An exception to the prose/poetry format employed throughout the work is poem XXIII. It is written in six stanzas of varied line length and recalls the lowering of the poet's mother's coffin into the earth and the ensuing week that covers it with snow. The author describes herself as "Not brave enough to turn back/and watch her final descent." She ends the poem by clearing the driveway of snow for her sister's return home and says that a piece of her own hair "whips around [her] neck/lacerating what remained of [her] life."  It can be less taxing at times for a memoir writer to communicate a particularly difficult time within the beauty of structured poetry instead of simply peeling back layers and exposing raw prose. Wittle manages the message in the structure quite well this way.  

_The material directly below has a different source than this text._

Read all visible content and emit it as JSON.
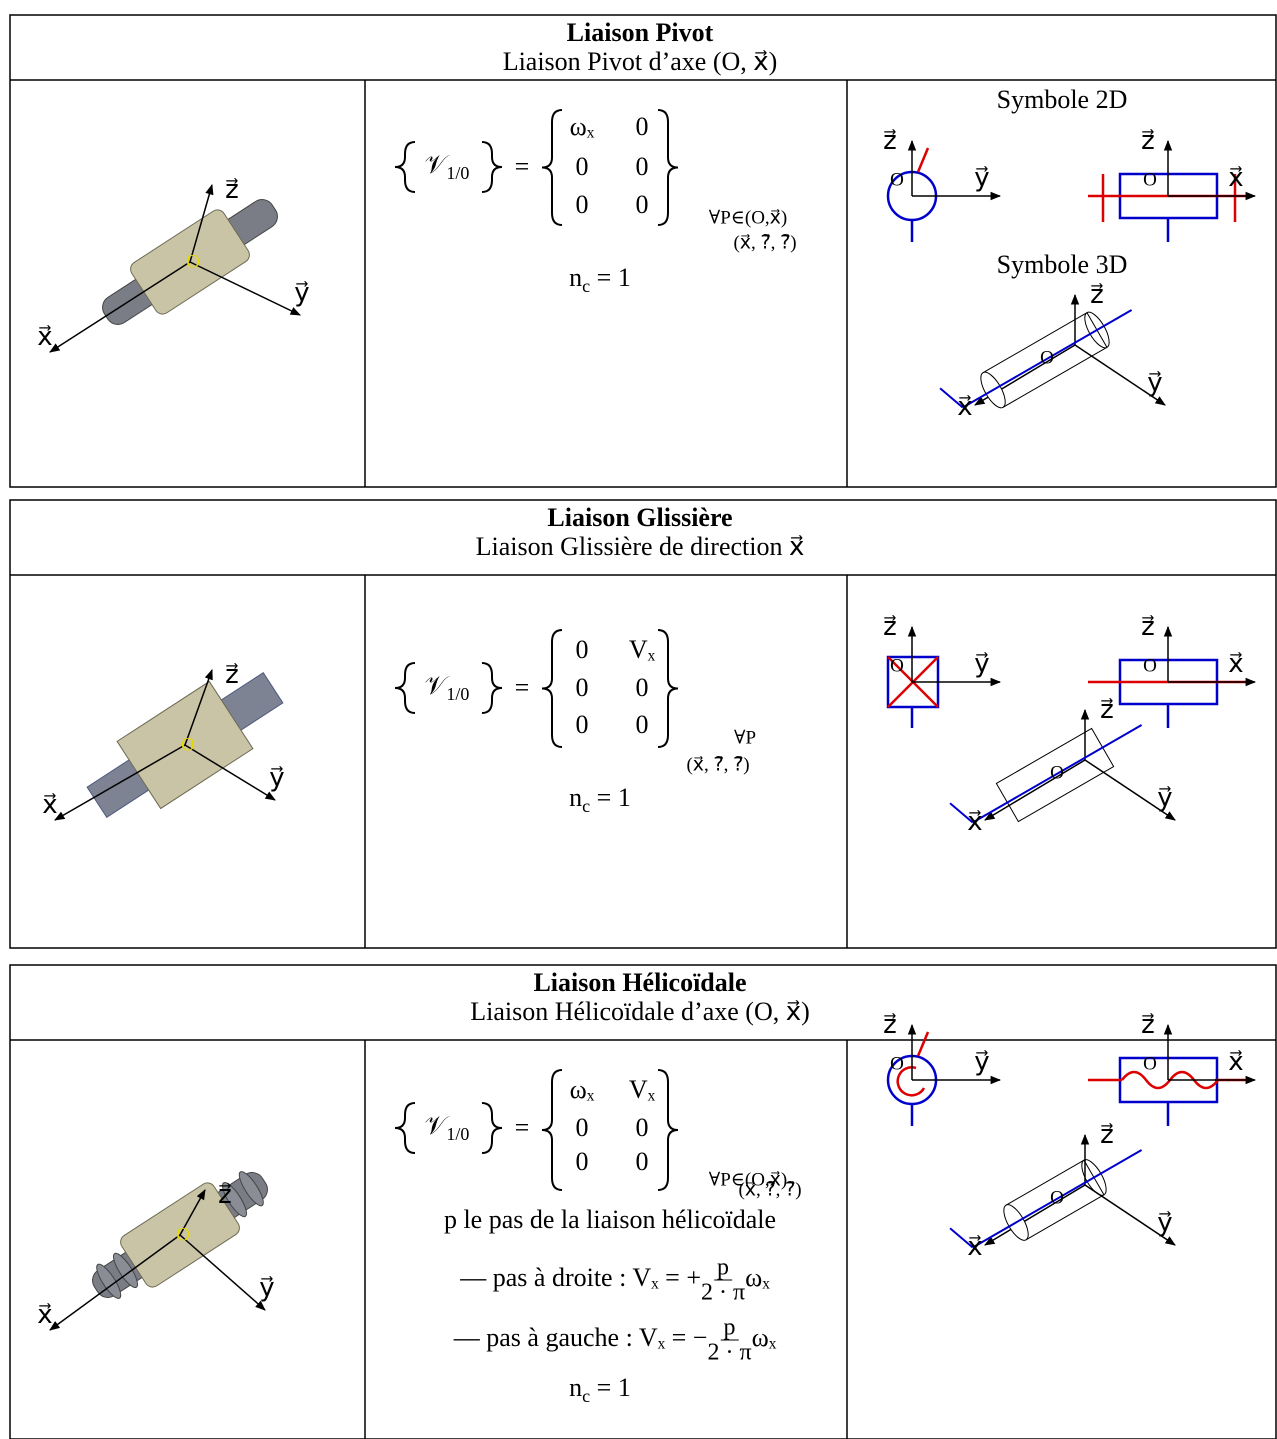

Another striking element of this work, along with the writing, are the two photographs included. The first, numbered as vignette XXIV, says, "The only picture I have of my father and I" above it. The other 3/4 of the page is filled with a blurry black and white head-and-shoulders close-up of a balding man in a dark sweater with a little girl to his left. The photo is so washed out that the little girl's face is almost bleached away except the faint outline of her big toothy smile. The sadder of the two photos, vignette XXVI, captioned "This is the only picture of my mother and I," is another black and white image that contains no people. Instead, in the center of a grassy area is a flat gravestone partially reflecting sunlight and completely blurred. On the ground beneath the stone is the shadow of a figure of someone bundled in a coat. These two images beside the prose solidify the distance and isolation facing the author due to the deaths of her parents and the feelings of grief that haunt all of us who have lost a close loved one. 

At sixty-two pages, including acknowledgements, Three Decades and I'm Gone is a quick read. It is a chapbook to revisit often for a cohesive story written in interlocking moments and thoughts that are relatable to those of us who have ever wondered if our losses have made us outcasts. It is a book to pick up when you feel disconnected because you've stumbled into a desolation of loss and grief of any kind. It's the book that reaches out to say, "Yeah, me, too." There isn't just a universality in Decades, but a story that evokes sincere empathy in the reader that can be labelled as universality, but it surpasses that because it is felt so personally. As much as any of the poetry in the book a line in the acknowledgements best sums up the theme explored by Wittle when she thanks one of her friends "for sitting with me the night my mother died and for showing me death doesn't make me a freak."